The Effects of Lead Ammunition on Soil

Lead ammunition has been used for centuries and the behavior of the lead metal in the environment is known. Its aging and wreathing behavior in soils is known.

Lead metal slowly forms compounds like oxides, hydroxides and sulfides depending on the soil chemistry and the precipitation. These are poorly soluble and do not leach ions readily, meaning that lead shot and projectiles are not generally bioaccessible in soils. Metals like zinc and nickel form compounds that are soluble and can release ions to the surface water, while for other metals very little is currently known about their environmental hazard profiles.

It is crucial to underline that lead enjoys one of the highest recycling rates of all materials in common use today, higher than glass or newspaper recycling rates. It is also the most recycled metal of all those commonly used. This is a result of lead’s fundamental properties, which comprehend the characteristic of being particularly economic to collect and recycled.

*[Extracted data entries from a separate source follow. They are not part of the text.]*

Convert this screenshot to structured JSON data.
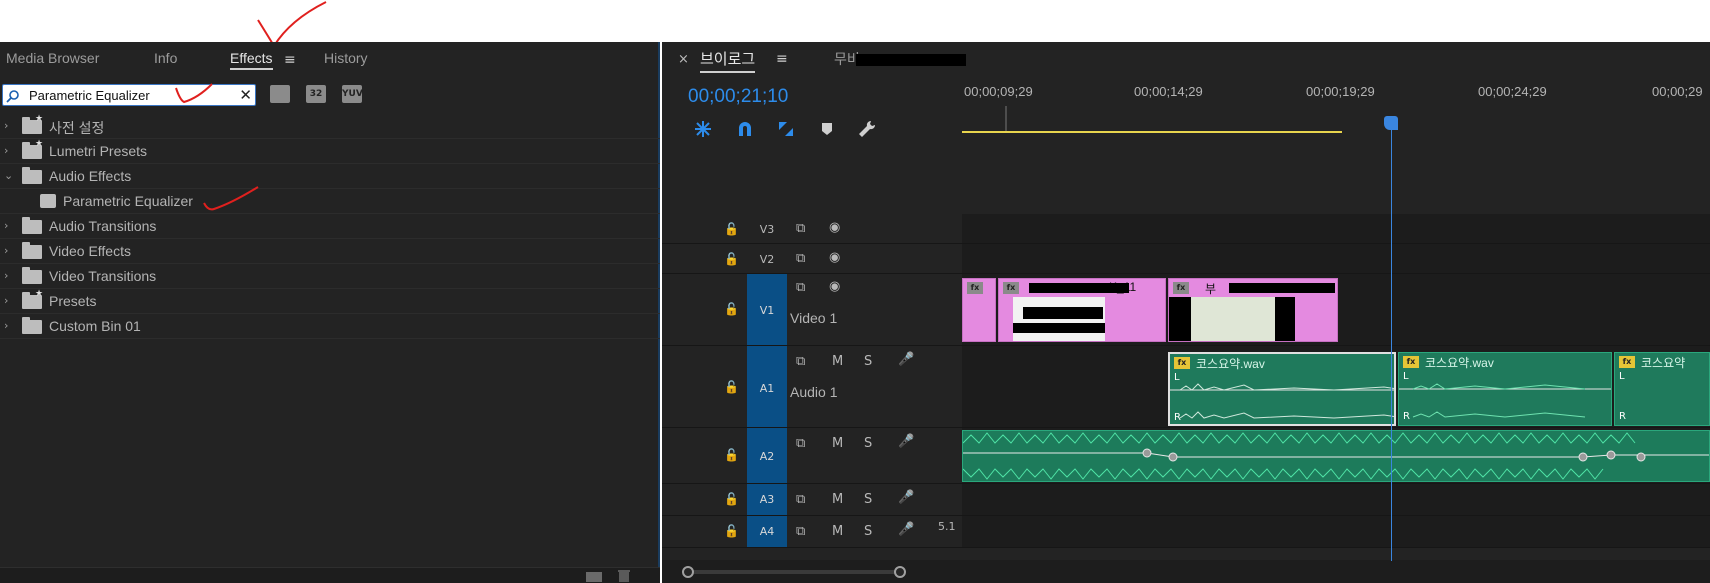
{
  "effects_panel": {
    "tabs": [
      {
        "label": "Media Browser",
        "active": false
      },
      {
        "label": "Info",
        "active": false
      },
      {
        "label": "Effects",
        "active": true
      },
      {
        "label": "History",
        "active": false
      }
    ],
    "menu_glyph": "≡",
    "search": {
      "value": "Parametric Equalizer",
      "clear_glyph": "✕"
    },
    "toolbar": {
      "accelerated": "",
      "bit32": "32",
      "yuv": "YUV"
    },
    "tree": [
      {
        "label": "사전 설정",
        "expanded": false,
        "preset": true
      },
      {
        "label": "Lumetri Presets",
        "expanded": false,
        "preset": true
      },
      {
        "label": "Audio Effects",
        "expanded": true,
        "preset": false
      },
      {
        "label": "Parametric Equalizer",
        "child": true
      },
      {
        "label": "Audio Transitions",
        "expanded": false,
        "preset": false
      },
      {
        "label": "Video Effects",
        "expanded": false,
        "preset": false
      },
      {
        "label": "Video Transitions",
        "expanded": false,
        "preset": false
      },
      {
        "label": "Presets",
        "expanded": false,
        "preset": true
      },
      {
        "label": "Custom Bin 01",
        "expanded": false,
        "preset": false
      }
    ]
  },
  "timeline": {
    "close_glyph": "×",
    "sequence_name": "브이로그",
    "sequence_menu": "≡",
    "sequence2_prefix": "무비",
    "timecode": "00;00;21;10",
    "ruler_labels": [
      "00;00;09;29",
      "00;00;14;29",
      "00;00;19;29",
      "00;00;24;29",
      "00;00;29"
    ],
    "tracks": [
      {
        "id": "V3",
        "type": "video",
        "name": "",
        "target": false
      },
      {
        "id": "V2",
        "type": "video",
        "name": "",
        "target": false
      },
      {
        "id": "V1",
        "type": "video",
        "name": "Video 1",
        "target": true
      },
      {
        "id": "A1",
        "type": "audio",
        "name": "Audio 1",
        "target": true
      },
      {
        "id": "A2",
        "type": "audio",
        "name": "",
        "target": true
      },
      {
        "id": "A3",
        "type": "audio",
        "name": "",
        "target": true
      },
      {
        "id": "A4",
        "type": "audio",
        "name": "",
        "target": true,
        "extra": "5.1"
      }
    ],
    "audio_header_labels": {
      "mute": "M",
      "solo": "S"
    },
    "clips": {
      "v1_a": {
        "label": "fx"
      },
      "v1_b": {
        "label": "K_11"
      },
      "v1_c": {
        "label": "부"
      },
      "a1_a": {
        "label": "코스요약.wav"
      },
      "a1_b": {
        "label": "코스요약.wav"
      },
      "a1_c": {
        "label": "코스요약"
      }
    },
    "channel_labels": {
      "left": "L",
      "right": "R"
    }
  },
  "colors": {
    "accent_blue": "#2d8ceb",
    "video_clip": "#e48ae0",
    "audio_clip": "#1f7a5c",
    "target_track": "#0a4f86",
    "annotation_red": "#e0201e"
  }
}
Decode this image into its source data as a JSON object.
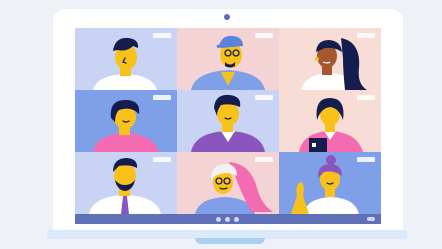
{
  "app": {
    "participants": [
      {
        "position": "top-left",
        "background": "#c9d3f3"
      },
      {
        "position": "top-center",
        "background": "#f3d3d3"
      },
      {
        "position": "top-right",
        "background": "#f8dcd6"
      },
      {
        "position": "middle-left",
        "background": "#7f9fe8"
      },
      {
        "position": "middle-center",
        "background": "#c9d3f3"
      },
      {
        "position": "middle-right",
        "background": "#f8dcd6"
      },
      {
        "position": "bottom-left",
        "background": "#c9d3f3"
      },
      {
        "position": "bottom-center",
        "background": "#f3d3d3"
      },
      {
        "position": "bottom-right",
        "background": "#7f9fe8"
      }
    ],
    "controls": [
      "mic-icon",
      "camera-icon",
      "share-icon",
      "end-call-icon"
    ],
    "colors": {
      "frame": "#2e3a8c",
      "skin": "#f9c21b",
      "hair": "#151d4f",
      "control_bar": "#5f6fb8"
    }
  }
}
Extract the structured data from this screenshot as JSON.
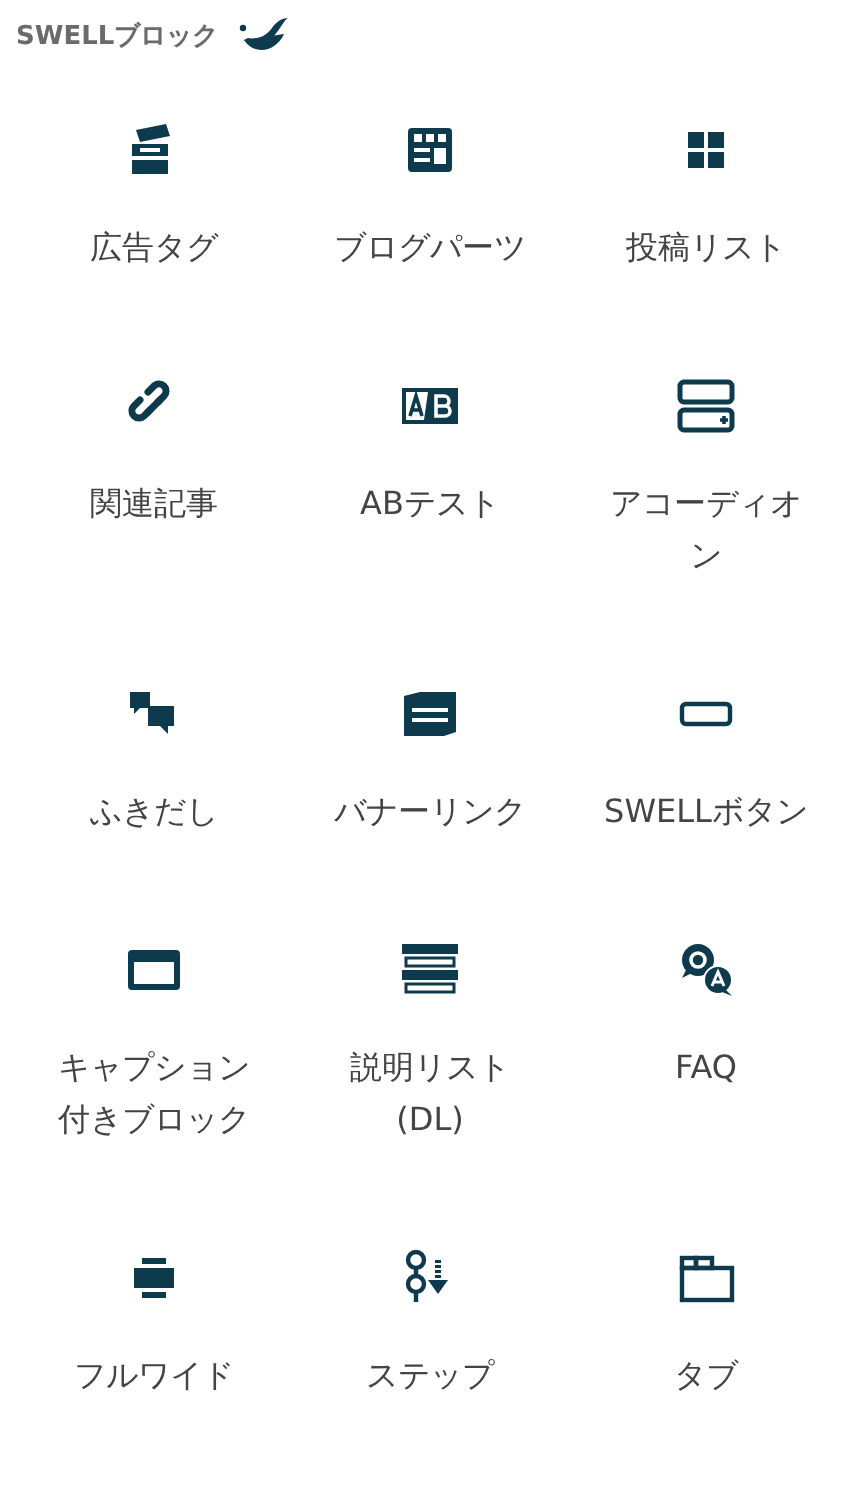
{
  "header": {
    "title": "SWELLブロック"
  },
  "blocks": [
    {
      "label": "広告タグ",
      "kind": "tickets"
    },
    {
      "label": "ブログパーツ",
      "kind": "layout"
    },
    {
      "label": "投稿リスト",
      "kind": "grid"
    },
    {
      "label": "関連記事",
      "kind": "link"
    },
    {
      "label": "ABテスト",
      "kind": "ab"
    },
    {
      "label": "アコーディオン",
      "kind": "accordion"
    },
    {
      "label": "ふきだし",
      "kind": "bubbles"
    },
    {
      "label": "バナーリンク",
      "kind": "banner"
    },
    {
      "label": "SWELLボタン",
      "kind": "button"
    },
    {
      "label": "キャプション付きブロック",
      "kind": "caption"
    },
    {
      "label": "説明リスト(DL)",
      "kind": "dl"
    },
    {
      "label": "FAQ",
      "kind": "faq"
    },
    {
      "label": "フルワイド",
      "kind": "fullwide"
    },
    {
      "label": "ステップ",
      "kind": "step"
    },
    {
      "label": "タブ",
      "kind": "tabs"
    }
  ]
}
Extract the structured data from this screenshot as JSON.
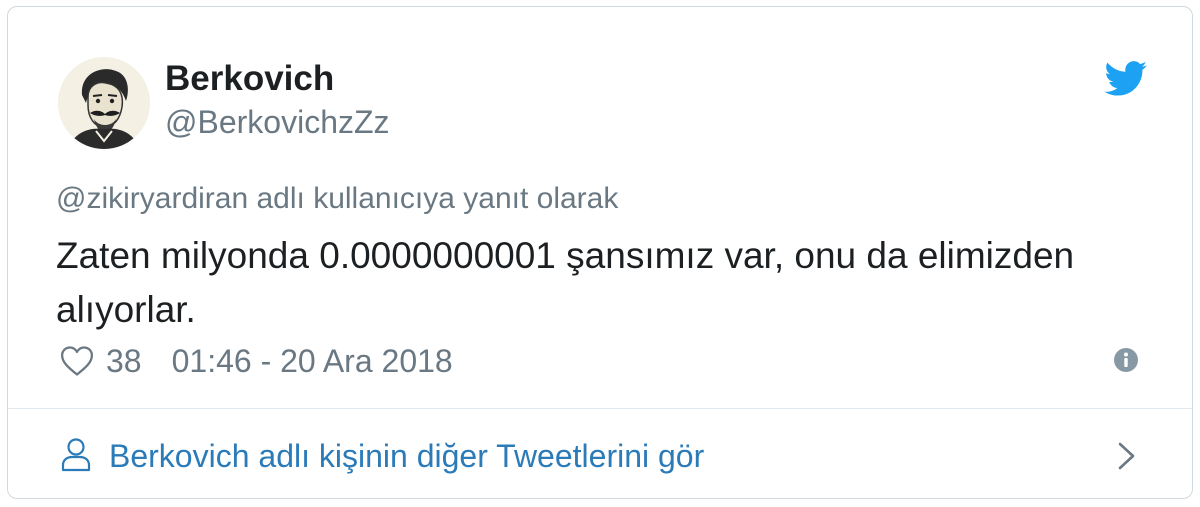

Additionally, shooting ranges are designed and constructed in a way to ensure that the projectiles fired are always confined within the immediate range area and the relative remnant parts do not create hazard to health and the environment. These ranges have clearly defined boundary outside of which it is not possible for lead ammunition to deposit, and are equipped with high retaining wall, earth mound, berms, sandbag barrier or specially-designed funnel-shaped traps to easily recover lead and contain as much as possible the soil contamination.

Additional good management measures to recover and recycle accumulated lead are also in place, as well as treatment of soil or draining ditches with lime or phosphate to reduce the availability of mobile lead.